Il avait voyagé sur le continent. Il avait été quelque temps charpentier de navire à Rochefort, puis à Cette. Nous venons de parler du tour du monde ; il avait accompli son tour de France comme compagnon dans la charpenterie. Il avait travaillé aux appareils d’épuisement des salines de Franche-Comté. Cet honnête homme avait eu une vie d’aventurier. En France il avait appris à lire, à penser, à vouloir. Il avait fait de tout, et de tout ce qu’il avait fait, il avait extrait la probité. Le fond de sa nature, c’était le matelot. L’eau lui appartenait. Il disait : les poissons sont chez moi. En somme toute son existence, à deux ou trois années près, avait été donnée à l’océan ; jetée à l’eau, disait-il. Il avait navigué dans les grandes mers, dans l’Atlantique et dans le Pacifique, mais il préférait la Manche. Il s’écriait avec amour : C’est celle-là qui est rude ! Il y était né et voulait y mourir. Après avoir fait un ou deux tours du monde, sachant à quoi s’en tenir, il était revenu à Guernesey, et n’en avait plus bougé. Ses voyages désormais étaient Granville et Saint-Malo.

Mess Lethierry était guernesiais, c’est-à-dire normand, c’est-à-dire anglais, c’est-à-dire français. Il avait en lui cette patrie quadruple, immergée et comme noyée dans sa grande patrie l’Océan. Toute sa vie et partout, il avait gardé ses mœurs de pêcheur normand.

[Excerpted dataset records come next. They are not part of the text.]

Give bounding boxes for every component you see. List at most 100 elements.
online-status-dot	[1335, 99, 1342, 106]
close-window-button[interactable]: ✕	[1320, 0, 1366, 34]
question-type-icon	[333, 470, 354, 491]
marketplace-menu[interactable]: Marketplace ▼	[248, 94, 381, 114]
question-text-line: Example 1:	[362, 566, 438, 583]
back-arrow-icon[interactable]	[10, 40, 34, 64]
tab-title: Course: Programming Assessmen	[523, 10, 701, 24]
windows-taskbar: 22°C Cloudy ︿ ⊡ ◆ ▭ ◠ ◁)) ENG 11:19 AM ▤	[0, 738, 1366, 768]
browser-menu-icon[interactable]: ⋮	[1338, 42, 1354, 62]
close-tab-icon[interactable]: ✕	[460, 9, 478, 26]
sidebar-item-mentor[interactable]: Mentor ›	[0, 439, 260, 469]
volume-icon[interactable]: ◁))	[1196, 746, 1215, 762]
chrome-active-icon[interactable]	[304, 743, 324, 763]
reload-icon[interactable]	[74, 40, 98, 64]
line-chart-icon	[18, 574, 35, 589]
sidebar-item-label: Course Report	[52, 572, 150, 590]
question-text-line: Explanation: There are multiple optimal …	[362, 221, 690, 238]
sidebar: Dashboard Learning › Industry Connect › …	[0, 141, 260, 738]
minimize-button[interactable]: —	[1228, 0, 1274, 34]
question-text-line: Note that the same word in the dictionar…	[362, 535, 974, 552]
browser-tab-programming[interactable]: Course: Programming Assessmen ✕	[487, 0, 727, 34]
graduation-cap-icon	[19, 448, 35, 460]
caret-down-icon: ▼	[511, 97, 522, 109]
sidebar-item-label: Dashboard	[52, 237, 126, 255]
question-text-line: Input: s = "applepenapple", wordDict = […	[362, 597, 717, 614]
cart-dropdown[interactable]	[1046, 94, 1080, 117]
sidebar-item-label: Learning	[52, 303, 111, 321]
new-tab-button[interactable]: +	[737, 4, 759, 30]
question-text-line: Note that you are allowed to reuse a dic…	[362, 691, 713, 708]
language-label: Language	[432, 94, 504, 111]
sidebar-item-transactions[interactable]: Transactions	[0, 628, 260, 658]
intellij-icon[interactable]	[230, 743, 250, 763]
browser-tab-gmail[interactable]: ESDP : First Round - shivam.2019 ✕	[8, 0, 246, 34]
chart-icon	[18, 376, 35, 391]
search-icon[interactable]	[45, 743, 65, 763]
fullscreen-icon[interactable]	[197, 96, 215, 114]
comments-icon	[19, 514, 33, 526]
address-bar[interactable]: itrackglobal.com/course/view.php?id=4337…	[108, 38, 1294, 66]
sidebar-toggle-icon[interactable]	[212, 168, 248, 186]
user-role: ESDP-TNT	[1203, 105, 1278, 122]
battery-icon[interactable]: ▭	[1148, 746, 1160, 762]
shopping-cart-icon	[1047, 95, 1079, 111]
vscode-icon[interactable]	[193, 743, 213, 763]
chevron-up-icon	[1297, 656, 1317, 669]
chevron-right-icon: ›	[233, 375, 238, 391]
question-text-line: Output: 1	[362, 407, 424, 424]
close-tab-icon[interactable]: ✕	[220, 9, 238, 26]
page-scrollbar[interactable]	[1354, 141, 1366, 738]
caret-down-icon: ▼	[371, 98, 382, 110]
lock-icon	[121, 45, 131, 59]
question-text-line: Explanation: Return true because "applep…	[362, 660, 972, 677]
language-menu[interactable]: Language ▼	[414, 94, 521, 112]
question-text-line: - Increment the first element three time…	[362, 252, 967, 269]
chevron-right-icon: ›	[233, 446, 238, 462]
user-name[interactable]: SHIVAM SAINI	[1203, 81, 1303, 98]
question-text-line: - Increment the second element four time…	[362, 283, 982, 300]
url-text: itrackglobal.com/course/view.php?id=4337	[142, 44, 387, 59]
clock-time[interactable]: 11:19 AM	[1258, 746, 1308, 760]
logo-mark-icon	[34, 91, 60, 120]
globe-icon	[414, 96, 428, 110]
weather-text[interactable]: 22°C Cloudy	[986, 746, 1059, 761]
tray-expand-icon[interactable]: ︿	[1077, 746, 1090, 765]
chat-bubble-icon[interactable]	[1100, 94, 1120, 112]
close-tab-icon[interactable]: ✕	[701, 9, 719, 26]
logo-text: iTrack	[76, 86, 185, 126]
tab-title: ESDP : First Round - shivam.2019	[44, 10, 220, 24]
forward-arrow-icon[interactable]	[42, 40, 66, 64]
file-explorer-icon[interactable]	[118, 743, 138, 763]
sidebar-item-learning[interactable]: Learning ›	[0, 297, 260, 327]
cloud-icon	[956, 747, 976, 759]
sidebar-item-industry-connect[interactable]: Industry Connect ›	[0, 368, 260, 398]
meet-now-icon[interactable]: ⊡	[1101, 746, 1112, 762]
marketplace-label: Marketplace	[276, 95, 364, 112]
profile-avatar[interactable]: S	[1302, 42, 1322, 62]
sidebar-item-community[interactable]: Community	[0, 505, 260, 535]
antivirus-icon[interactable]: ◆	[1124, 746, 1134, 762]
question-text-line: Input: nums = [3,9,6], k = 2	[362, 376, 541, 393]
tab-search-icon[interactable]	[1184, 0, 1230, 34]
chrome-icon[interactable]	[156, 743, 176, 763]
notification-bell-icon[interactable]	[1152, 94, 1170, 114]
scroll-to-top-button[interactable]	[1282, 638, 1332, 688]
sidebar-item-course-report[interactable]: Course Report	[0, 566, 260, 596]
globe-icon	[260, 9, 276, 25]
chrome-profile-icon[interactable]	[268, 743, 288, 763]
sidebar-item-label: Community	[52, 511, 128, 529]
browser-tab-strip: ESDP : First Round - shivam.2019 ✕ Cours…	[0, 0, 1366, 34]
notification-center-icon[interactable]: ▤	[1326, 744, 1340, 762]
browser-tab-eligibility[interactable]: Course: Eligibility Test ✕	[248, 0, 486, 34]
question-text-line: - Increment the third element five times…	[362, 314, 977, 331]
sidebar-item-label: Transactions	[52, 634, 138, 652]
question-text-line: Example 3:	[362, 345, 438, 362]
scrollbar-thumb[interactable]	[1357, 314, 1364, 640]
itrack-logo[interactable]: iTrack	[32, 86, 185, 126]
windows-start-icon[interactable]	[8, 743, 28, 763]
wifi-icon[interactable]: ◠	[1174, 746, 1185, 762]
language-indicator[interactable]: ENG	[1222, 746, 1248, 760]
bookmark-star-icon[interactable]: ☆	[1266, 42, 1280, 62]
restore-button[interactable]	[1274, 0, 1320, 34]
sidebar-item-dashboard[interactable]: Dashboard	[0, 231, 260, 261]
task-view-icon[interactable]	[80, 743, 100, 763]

Cela ne l’empêchait point d’ouvrir un bouquin dans l’occasion, de se plaire à un livre, de savoir des noms de philosophes et de poètes, et de baragouiner un peu toutes les langues.

 

 

II

 

Un goût qu’il avait

 

Gilliatt était un sauvage. Mess Lethierry en était un autre.

Ce sauvage avait ses élégances.

Il était difficile pour les mains des femmes. Dans sa jeunesse, presque enfant encore, étant entre matelot et mousse, il avait entendu le bailli de Suffren s’écrier : Voilà une jolie fille, mais quelles grandes diables de mains rouges ! Un mot d’amiral, en toute matière, commande. Au-dessus d’un oracle, il y a une consigne. L’exclamation du bailli de Suffren avait rendu Lethierry délicat et exigeant en fait de petites mains blanches. Sa main à lui, large spatule couleur acajou, était massue pour la légèreté et tenaille pour la caresse, et cassait un pavé en tombant dessus, fermée.

Il ne s’était jamais marié. Il n’avait pas voulu ou pas trouvé. Cela tenait peut-être à ce que ce matelot prétendait à des mains de duchesse. On ne rencontre guère de ces mains-là dans les pêcheuses de Portbail.

On racontait pourtant qu’à Rochefort en Charente, il avait jadis fait la trouvaille d’une grisette réalisant son idéal. C’était une jolie fille ayant de jolies mains. Elle médisait et égratignait. Il ne fallait point s’attaquer à elle. Griffes au besoin, et d’une propreté exquise, ses ongles étaient sans reproche et sans peur. Ces charmants ongles avaient enchanté Lethierry, puis l’avaient inquiété ; et, craignant de ne pas être un jour le maître de sa maîtresse, il s’était décidé à ne point mener par-devant monsieur le maire cette amourette.

Une autre fois, à Aurigny, une fille lui avait plu.